E, já que estamos falando em filmes, esse momento em que vivemos foi assistindo um filme, o grande clássico Esqueceram de Mim.

Sim, o filme de Natal mais clássico de todos e que a maioria de nós provavelmente assistiu centenas de vezes em nossas infâncias e adolescências.

A lembrança que eu tinha desse filme era boa, lembrava que era um filme divertido, meio bobinho, mas a minha lembrança mais forte era que eu não aguentava mais ver esse filme, por mais que eu não tivesse mais assistido-o em, pelo menos, 20 anos.

Caso você não seja da minha geração, deixa eu explicar rapidamente a história do filme: Kevin é o irmão mais novo de uma grande família, em que os irmãos implicam e falam coisas realmente maldosas para ele. Farto dessa situação, o Kevin deseja que sua família suma e é exatamente isso que acontece: a família faz uma viagem de Natal para Paris e esquece o menino em casa, que precisa aprender a se virar e até defender a casa de dois ladrões. Enfim, é um filme de 1982, então precisamos ter um pouco de paciência com ele, né?

Mas o que nos levou a assistir esse filme de novo? Bem, por incrível que pareça, foi um livro. Recentemente, a história desse filme foi lançada em forma de livro para crianças. Com ilustrações lindas e através de uma forma bem bacana, o livro conta a história geral do filme. Obviamente, os meninos amaram o livro — na verdade, há uma série de três livros sobre filmes das nossas infâncias, todos lindos, mas como isso não é um publi, não vou ficar falando muito sobre eles, né?

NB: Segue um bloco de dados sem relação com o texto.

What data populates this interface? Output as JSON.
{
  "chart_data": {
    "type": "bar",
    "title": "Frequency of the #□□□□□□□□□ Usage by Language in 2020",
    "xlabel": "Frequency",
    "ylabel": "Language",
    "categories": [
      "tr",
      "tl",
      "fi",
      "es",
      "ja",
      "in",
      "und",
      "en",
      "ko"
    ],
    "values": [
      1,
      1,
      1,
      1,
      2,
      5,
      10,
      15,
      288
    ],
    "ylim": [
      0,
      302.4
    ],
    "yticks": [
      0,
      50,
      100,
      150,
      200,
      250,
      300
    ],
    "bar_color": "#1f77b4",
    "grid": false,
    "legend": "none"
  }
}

Foi, então, por causa do livro que decidimos assistir ao filme novamente, dessa vez com a nossa nova família. E olha, foi uma das experiências mais lindas que eu já tive assistindo a um filme.

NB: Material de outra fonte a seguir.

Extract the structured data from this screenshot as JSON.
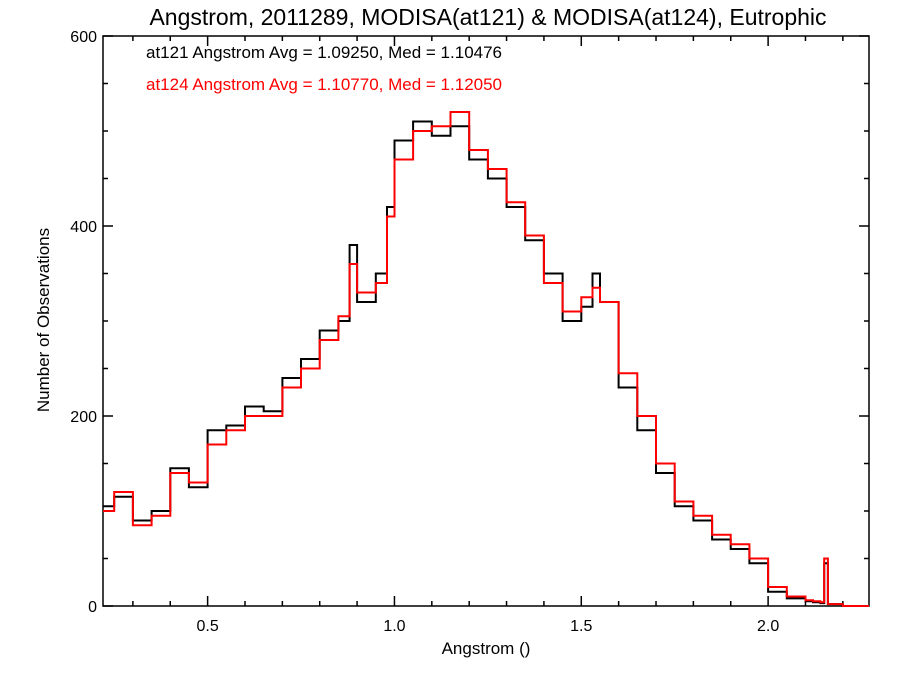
{
  "chart_data": {
    "type": "histogram",
    "title": "Angstrom, 2011289, MODISA(at121) & MODISA(at124), Eutrophic",
    "xlabel": "Angstrom ()",
    "ylabel": "Number of Observations",
    "xlim": [
      0.22,
      2.27
    ],
    "ylim": [
      0,
      600
    ],
    "xticks": [
      0.5,
      1.0,
      1.5,
      2.0
    ],
    "xtick_labels": [
      "0.5",
      "1.0",
      "1.5",
      "2.0"
    ],
    "yticks": [
      0,
      200,
      400,
      600
    ],
    "ytick_labels": [
      "0",
      "200",
      "400",
      "600"
    ],
    "annotations": [
      {
        "text": "at121 Angstrom Avg = 1.09250, Med = 1.10476",
        "color": "#000000"
      },
      {
        "text": "at124 Angstrom Avg = 1.10770, Med = 1.12050",
        "color": "#ff0000"
      }
    ],
    "series": [
      {
        "name": "at121",
        "color": "#000000",
        "x": [
          0.22,
          0.25,
          0.3,
          0.35,
          0.4,
          0.45,
          0.5,
          0.55,
          0.6,
          0.65,
          0.7,
          0.75,
          0.8,
          0.85,
          0.88,
          0.9,
          0.95,
          0.98,
          1.0,
          1.05,
          1.1,
          1.15,
          1.2,
          1.25,
          1.3,
          1.35,
          1.4,
          1.45,
          1.5,
          1.53,
          1.55,
          1.6,
          1.65,
          1.7,
          1.75,
          1.8,
          1.85,
          1.9,
          1.95,
          2.0,
          2.05,
          2.1,
          2.12,
          2.14,
          2.15,
          2.16,
          2.2,
          2.27
        ],
        "y": [
          105,
          115,
          90,
          100,
          145,
          125,
          185,
          190,
          210,
          205,
          240,
          260,
          290,
          300,
          380,
          320,
          350,
          420,
          490,
          510,
          495,
          505,
          470,
          450,
          420,
          385,
          350,
          300,
          315,
          350,
          320,
          230,
          185,
          140,
          105,
          90,
          70,
          60,
          45,
          15,
          8,
          5,
          4,
          3,
          45,
          2,
          0,
          0
        ]
      },
      {
        "name": "at124",
        "color": "#ff0000",
        "x": [
          0.22,
          0.25,
          0.3,
          0.35,
          0.4,
          0.45,
          0.5,
          0.55,
          0.6,
          0.65,
          0.7,
          0.75,
          0.8,
          0.85,
          0.88,
          0.9,
          0.95,
          0.98,
          1.0,
          1.05,
          1.1,
          1.15,
          1.2,
          1.25,
          1.3,
          1.35,
          1.4,
          1.45,
          1.5,
          1.53,
          1.55,
          1.6,
          1.65,
          1.7,
          1.75,
          1.8,
          1.85,
          1.9,
          1.95,
          2.0,
          2.05,
          2.1,
          2.12,
          2.14,
          2.15,
          2.16,
          2.2,
          2.27
        ],
        "y": [
          100,
          120,
          85,
          95,
          140,
          130,
          170,
          185,
          200,
          200,
          230,
          250,
          280,
          305,
          360,
          330,
          340,
          410,
          470,
          500,
          505,
          520,
          480,
          460,
          425,
          390,
          340,
          310,
          325,
          335,
          320,
          245,
          200,
          150,
          110,
          95,
          75,
          65,
          50,
          20,
          10,
          6,
          5,
          4,
          50,
          2,
          0,
          0
        ]
      }
    ]
  }
}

Durante todo o filme, o Dante ficava acompanhando a história, como se estivesse segurando em suas mãos um precioso roteiro de filme. Era fascinante vê-lo comentando coisas do tipo:

— Olha, é o que está no livro!

— Pai, agora o Kevin vai no mercado fazer compras!

Isso, claro, sem que nenhum dos meninos tivessem assistido a Esqueceram de Mim antes. Acho que eles tiveram a mesma experiência de quem assiste um filme depois de ler o livro que originou o mesmo.

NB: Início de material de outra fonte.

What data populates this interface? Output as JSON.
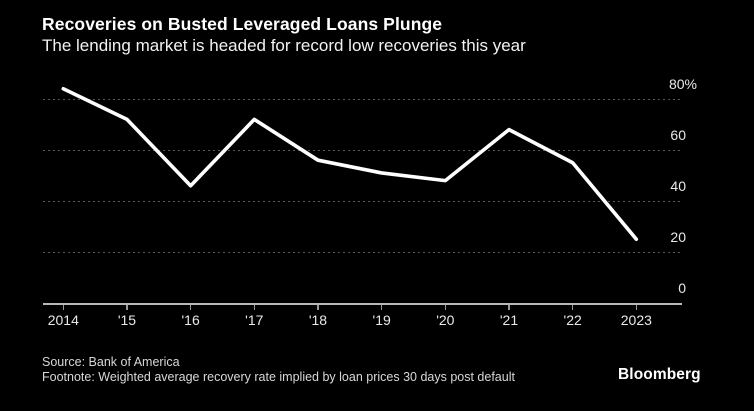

Na verdade, eles tiveram uma experiência melhor, porque quando nós, adultos chatos, fazemos isso, ficamos comparando e esperando que o filme seja exatamente igual ao filme. O Dante, por exemplo, não se preocupava com isso. Ele estava aproveitando aquele momento especial.

E, com o avançar do filme, eu e Anne fomos revivemos a história do filme, e rapidamente estávamos todos rindo — rindo não, gargalhando — de todas as situações engraçadas que o Kevin aprontava com os ladrões.

Vocês não sabem quanto é delicioso gargalhar ao mesmo tempo com toda a sua família. É uma sensação que eu mal consigo descrever aqui. É aquele sentimento de que tudo faz sentido, de que aquele é o seu lugar e de que a vida é boa. Só faltou mesmo a Maya, mas ela é muito novinha para gargalhar, então certamente vamos repetir isso daqui a alguns anos com ela.

E, chegando ao final do filme, eu e Anne nos pegamos indo do riso às lágrimas, no momento em que o Kevin reencontra a sua mãe. Eu sei, nós vimos esse filme milhares de vezes, mas sendo pai e mãe, essa cena passa a ter um sentido muito mais intenso para nós.

Então é isso, recomendo muito que vocês tenham esses momentos com os seus filhos. Seja assistindo a um filme, ou lendo um livro, gargalhe com os seus filhos, se emocione com eles. Precisamos muito desses momentos para recarregar nossas energias e fortalecer nossas crenças e valores.

Ah, e se você já passou por experiências como essas, comente aqui também. Eu quero ressignificar mais tradições antigas com a minha nova família!